Figure 6. Comparison of isopotential maps of cortical responses evoked from forelimb sites in NIA

Cortical projections from different NIA sites are represented by isopotential lines drawn at 30, 70 and 90 % of their maximal evoked responses (the 30 % level is left out for one site since its low voltage was too close to baseline noise). Outline represents border of area 4γ and the cruciate sulcus. Column alignment indicates group or subgroup identity of stimulated sites according to heading. Symbols at the top left of each map denote sites from same experiments. Maximal response amplitudes are also given at the top. Beneath maps, nuclear locations of sites are indicated (see key in Fig. 1C). Open isopotential lines rostrally indicate extent outside the exposed cortical area. Crosses corresponding to the Ia focus are given for reference.

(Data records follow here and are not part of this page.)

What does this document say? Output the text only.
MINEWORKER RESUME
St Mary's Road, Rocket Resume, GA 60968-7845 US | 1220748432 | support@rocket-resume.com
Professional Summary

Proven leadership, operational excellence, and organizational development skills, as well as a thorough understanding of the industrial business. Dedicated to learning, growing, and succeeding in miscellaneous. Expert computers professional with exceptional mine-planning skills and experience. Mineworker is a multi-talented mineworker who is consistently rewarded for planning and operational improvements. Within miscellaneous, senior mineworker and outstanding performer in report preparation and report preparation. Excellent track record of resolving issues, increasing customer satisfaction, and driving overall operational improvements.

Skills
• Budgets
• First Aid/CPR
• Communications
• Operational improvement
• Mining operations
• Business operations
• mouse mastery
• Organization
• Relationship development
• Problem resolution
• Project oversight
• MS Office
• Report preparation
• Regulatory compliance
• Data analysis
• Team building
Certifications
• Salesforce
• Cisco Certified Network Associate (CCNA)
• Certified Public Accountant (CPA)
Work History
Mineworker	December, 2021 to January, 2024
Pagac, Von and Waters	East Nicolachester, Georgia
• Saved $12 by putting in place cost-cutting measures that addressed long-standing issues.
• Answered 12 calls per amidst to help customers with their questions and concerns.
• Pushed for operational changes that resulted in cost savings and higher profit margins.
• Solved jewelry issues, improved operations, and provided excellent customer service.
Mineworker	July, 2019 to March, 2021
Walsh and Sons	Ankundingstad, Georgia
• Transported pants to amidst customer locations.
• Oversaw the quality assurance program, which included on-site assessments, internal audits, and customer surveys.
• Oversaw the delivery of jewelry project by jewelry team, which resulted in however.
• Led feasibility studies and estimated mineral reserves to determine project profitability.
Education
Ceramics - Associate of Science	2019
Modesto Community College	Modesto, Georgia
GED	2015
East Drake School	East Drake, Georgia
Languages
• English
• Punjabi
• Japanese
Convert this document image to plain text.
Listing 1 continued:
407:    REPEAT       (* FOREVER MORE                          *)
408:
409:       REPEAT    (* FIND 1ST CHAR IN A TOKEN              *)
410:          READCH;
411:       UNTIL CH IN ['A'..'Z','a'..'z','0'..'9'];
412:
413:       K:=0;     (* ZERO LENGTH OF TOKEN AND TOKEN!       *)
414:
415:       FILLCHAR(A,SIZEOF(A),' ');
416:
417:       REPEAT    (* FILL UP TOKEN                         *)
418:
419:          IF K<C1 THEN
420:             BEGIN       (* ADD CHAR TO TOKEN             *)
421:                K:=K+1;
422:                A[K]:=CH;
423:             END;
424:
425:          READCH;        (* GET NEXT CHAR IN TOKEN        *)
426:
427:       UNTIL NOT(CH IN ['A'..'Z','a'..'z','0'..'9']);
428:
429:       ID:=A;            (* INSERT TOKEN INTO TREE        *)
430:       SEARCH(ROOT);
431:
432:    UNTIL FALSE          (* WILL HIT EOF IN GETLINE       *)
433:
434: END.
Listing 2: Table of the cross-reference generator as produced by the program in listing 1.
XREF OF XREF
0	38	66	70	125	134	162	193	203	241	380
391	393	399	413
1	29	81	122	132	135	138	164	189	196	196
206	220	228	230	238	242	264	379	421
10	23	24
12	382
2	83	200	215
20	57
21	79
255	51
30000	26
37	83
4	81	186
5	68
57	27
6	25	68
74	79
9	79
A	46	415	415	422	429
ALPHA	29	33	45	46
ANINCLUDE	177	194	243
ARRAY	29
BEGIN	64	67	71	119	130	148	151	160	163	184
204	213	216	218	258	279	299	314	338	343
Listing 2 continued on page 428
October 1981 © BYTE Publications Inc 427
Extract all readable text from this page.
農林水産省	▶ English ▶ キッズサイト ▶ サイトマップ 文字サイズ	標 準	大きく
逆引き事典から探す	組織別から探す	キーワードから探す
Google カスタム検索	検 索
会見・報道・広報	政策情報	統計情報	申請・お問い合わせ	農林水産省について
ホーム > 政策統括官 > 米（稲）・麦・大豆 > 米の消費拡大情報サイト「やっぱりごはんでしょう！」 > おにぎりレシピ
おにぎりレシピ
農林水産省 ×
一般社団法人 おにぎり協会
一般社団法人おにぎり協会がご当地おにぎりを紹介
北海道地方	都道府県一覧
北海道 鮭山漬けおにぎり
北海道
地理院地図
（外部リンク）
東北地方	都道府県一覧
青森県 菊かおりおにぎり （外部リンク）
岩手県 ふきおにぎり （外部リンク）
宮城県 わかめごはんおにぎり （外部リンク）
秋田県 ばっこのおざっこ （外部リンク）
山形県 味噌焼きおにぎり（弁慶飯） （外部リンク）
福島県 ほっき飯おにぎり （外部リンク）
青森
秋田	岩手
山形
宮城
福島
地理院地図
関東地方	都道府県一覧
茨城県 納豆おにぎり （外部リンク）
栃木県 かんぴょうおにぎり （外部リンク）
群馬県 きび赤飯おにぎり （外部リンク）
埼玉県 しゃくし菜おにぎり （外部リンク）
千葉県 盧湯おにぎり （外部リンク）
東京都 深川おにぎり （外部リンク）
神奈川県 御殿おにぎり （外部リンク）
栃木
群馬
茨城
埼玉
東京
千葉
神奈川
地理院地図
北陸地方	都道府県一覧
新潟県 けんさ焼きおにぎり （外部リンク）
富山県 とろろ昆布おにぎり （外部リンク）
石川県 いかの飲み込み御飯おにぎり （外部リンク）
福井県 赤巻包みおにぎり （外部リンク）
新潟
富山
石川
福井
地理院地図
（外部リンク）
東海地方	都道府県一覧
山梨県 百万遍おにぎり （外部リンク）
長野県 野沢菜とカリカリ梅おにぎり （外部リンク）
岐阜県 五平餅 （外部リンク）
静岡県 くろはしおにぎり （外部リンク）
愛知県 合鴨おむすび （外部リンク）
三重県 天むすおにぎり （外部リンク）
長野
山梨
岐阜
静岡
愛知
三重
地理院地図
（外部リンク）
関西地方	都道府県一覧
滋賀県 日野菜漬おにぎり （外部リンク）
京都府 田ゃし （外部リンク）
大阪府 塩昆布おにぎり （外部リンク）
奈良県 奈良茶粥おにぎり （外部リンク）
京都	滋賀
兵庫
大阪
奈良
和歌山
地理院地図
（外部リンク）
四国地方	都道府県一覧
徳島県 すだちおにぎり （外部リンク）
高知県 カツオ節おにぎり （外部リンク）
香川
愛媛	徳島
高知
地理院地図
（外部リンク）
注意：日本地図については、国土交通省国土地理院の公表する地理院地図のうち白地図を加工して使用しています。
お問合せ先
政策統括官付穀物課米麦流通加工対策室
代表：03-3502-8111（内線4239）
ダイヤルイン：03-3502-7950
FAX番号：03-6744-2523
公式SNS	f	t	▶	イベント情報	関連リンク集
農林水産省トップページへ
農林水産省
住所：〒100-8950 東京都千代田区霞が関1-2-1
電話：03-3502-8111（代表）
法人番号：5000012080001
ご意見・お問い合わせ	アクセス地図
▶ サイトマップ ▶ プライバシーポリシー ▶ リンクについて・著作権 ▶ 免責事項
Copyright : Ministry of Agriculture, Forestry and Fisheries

Figure 9. Distribution of cortical responses evoked from forelimb sites in NIA and from peripheral skin sites

Thick black lines indicate projection foci for all forelimb sites of NIA (see Fig. 7). Hatched areas correspond to the spatiotemporal peaks of skin sites on the forelimb and face as illustrated in Fig. 8. To reveal the double peaks at the longest latencies, projection foci of the peripheral input were drawn at 80 % of the maximal response amplitude at each latency.